By Kaley Pillinger
Think of it like a Rubik’s Cube: the constant shuffling of pieces and the attempt to get everything where it belongs is reminiscent of the opening hours at the Stuyvesant Town Farmers’ Market for Jiri Pospisil and Ruthy Effler of Toigo Orchards.
The aim of the game is to get all of the peaches, apples, and other produce to New York from their farm in Shippensburg, PA without too many casualties.
Pospisil commented, “I could talk for hours. Because people are used to getting the best food here, if you have under ripe or overripe fruit, they won’t touch it. So it needs to be timed perfectly. You have to coordinate the fruits at the farm, who is loading the trucks, unloading the trucks, pickers.”
The workers at Toigo Orchards conduct this intricate routine both between Shippensburg and New York and Shippensburg and Washington, D.C. The markets in D.C. are open for fewer hours at a time, which results in increased congestion.
Pospisil and Effler prefer New York markets to those in D.C. Pospisil commented that, “All the people of the world live in NYC. D.C. is very sterile. That’s just not my kind of people.”
Effler said she finds there is “a better chance to talk to people here. You have the little kids that come as they get older. You find out what people like.”
She usually gives these kids an apple or a peach to snack on as they browse.

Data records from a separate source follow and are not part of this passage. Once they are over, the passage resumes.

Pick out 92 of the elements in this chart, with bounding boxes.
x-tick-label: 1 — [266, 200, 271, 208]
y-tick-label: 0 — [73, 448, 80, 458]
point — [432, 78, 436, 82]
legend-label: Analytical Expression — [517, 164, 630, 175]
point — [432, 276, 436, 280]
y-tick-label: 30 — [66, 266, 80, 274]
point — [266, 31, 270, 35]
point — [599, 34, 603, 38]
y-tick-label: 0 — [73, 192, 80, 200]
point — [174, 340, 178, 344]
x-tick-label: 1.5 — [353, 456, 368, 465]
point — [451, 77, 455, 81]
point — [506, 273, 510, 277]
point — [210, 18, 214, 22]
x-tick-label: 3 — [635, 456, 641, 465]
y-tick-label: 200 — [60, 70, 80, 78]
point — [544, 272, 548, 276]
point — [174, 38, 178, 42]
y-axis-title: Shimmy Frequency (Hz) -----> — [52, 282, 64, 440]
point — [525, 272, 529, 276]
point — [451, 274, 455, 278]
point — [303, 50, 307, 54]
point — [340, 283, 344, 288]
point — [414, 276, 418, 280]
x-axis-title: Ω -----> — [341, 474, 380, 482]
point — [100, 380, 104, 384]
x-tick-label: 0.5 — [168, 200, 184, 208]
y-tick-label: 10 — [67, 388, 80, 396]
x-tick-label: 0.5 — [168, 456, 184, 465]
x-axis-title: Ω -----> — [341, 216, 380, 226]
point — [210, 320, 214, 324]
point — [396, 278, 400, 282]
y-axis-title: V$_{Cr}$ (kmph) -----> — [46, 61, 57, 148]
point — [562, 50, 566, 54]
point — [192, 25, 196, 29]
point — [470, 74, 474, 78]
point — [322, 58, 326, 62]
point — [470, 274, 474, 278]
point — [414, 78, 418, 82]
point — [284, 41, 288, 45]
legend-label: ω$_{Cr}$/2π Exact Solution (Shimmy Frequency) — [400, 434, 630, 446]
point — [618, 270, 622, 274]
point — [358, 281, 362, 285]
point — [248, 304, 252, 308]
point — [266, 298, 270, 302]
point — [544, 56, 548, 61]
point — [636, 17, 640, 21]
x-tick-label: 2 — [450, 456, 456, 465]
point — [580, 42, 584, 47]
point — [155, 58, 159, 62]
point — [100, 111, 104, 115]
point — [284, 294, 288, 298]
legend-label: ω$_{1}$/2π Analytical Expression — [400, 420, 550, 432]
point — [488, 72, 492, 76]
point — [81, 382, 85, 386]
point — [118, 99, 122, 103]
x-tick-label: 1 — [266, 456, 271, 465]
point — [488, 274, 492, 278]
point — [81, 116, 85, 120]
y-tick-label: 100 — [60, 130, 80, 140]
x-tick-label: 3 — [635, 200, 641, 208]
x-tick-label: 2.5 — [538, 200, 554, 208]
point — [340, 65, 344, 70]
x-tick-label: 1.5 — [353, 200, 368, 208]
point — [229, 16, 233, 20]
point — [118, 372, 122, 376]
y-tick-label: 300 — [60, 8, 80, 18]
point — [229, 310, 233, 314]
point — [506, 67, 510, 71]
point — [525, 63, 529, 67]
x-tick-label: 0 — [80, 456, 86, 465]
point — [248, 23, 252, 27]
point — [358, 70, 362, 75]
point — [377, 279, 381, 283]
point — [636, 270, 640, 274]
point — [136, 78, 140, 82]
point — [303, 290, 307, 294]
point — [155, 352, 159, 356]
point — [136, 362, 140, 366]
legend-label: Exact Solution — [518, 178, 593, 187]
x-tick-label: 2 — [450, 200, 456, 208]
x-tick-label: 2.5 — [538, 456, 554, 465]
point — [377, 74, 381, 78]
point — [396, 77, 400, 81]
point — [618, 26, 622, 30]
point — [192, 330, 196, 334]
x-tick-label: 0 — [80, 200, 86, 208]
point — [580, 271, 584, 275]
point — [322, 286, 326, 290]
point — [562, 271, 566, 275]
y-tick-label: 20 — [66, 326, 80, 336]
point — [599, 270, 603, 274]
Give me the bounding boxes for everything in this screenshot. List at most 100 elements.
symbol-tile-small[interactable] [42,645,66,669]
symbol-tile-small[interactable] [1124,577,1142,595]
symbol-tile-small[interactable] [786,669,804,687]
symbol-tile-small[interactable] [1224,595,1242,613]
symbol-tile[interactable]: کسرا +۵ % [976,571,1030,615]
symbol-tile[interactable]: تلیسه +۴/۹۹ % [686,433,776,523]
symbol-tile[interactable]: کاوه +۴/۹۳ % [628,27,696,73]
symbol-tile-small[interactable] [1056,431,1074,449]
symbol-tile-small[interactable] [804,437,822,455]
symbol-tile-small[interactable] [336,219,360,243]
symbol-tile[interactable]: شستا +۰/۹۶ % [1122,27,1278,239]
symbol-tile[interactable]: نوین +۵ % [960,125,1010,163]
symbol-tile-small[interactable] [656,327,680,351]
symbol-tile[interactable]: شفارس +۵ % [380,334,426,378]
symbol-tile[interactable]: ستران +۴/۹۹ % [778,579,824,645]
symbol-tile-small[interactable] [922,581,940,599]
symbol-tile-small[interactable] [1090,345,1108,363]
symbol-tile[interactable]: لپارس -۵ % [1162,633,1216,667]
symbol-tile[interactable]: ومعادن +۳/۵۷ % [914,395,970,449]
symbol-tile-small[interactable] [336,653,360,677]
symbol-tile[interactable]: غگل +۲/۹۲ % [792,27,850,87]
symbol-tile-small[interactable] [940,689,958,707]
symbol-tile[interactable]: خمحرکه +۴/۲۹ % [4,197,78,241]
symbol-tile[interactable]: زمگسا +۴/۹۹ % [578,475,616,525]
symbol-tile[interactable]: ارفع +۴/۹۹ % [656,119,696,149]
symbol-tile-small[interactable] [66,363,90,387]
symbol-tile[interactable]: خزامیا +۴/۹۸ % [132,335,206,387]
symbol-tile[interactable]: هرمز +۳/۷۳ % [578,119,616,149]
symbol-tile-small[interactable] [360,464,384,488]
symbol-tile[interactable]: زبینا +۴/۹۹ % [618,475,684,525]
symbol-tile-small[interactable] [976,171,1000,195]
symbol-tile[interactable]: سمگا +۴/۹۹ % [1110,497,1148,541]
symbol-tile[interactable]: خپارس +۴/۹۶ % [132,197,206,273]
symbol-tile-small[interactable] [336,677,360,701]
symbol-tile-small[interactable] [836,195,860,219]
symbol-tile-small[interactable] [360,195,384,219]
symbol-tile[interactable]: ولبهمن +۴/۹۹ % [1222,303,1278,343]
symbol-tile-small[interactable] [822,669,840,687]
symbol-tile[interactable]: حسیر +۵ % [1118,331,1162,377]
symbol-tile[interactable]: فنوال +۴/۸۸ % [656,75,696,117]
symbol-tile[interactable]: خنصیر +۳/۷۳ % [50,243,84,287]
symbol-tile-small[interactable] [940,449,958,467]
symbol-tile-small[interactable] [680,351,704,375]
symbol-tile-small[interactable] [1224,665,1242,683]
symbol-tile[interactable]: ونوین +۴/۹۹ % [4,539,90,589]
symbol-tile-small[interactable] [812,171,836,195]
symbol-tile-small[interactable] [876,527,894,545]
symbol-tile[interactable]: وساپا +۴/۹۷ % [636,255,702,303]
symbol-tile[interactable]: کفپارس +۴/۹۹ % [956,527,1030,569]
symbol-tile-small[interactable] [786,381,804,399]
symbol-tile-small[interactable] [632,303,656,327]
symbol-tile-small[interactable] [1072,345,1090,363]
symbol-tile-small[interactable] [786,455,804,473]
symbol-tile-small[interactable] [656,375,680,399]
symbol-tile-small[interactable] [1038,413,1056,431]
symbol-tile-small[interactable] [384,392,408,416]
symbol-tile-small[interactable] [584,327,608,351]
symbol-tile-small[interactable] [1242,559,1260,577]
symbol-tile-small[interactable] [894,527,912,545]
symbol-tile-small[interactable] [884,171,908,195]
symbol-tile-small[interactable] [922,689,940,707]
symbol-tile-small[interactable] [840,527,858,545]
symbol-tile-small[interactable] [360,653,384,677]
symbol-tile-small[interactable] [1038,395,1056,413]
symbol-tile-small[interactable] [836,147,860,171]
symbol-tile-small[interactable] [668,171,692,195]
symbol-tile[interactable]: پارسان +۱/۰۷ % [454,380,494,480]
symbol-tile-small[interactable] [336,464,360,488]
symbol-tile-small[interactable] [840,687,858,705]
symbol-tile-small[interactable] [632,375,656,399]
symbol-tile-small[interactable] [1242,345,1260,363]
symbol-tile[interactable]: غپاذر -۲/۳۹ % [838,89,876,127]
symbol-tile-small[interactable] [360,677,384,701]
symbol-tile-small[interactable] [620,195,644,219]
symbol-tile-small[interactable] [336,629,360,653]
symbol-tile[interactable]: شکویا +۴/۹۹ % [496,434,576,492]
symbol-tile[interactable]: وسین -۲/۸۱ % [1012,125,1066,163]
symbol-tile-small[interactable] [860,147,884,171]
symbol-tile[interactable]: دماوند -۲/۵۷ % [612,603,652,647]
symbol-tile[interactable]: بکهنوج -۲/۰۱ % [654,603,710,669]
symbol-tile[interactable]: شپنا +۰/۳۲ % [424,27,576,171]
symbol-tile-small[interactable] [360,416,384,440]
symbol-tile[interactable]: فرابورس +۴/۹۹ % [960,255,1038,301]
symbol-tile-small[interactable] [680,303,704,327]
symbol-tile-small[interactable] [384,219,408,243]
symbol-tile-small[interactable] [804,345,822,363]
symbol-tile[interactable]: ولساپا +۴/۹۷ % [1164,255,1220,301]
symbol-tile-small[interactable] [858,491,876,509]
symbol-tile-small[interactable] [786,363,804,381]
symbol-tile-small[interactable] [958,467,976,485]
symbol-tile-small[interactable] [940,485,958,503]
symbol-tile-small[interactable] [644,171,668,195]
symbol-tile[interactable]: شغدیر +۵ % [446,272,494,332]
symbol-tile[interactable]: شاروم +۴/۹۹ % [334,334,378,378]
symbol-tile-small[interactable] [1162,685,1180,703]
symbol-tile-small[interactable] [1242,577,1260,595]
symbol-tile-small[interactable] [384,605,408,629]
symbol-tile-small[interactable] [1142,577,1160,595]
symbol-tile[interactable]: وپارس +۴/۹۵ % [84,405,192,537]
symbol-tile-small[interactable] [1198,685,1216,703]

Once, a customer made pickled watermelon rinds from Toigo Orchard fruit and even brought some for Effler to taste.
As they get to know the neighborhoods, they are able to discern the characteristics of their customers. In Union Square, the crowd often consists of restaurateurs buying vegetables to cook at their restaurants. In Stuyvesant Town, the consumer base is getting younger and younger as college students continue to move in.
When asked what the competition is like at grocery stores, Pospisil laughed: “I don’t go there. I have no idea.”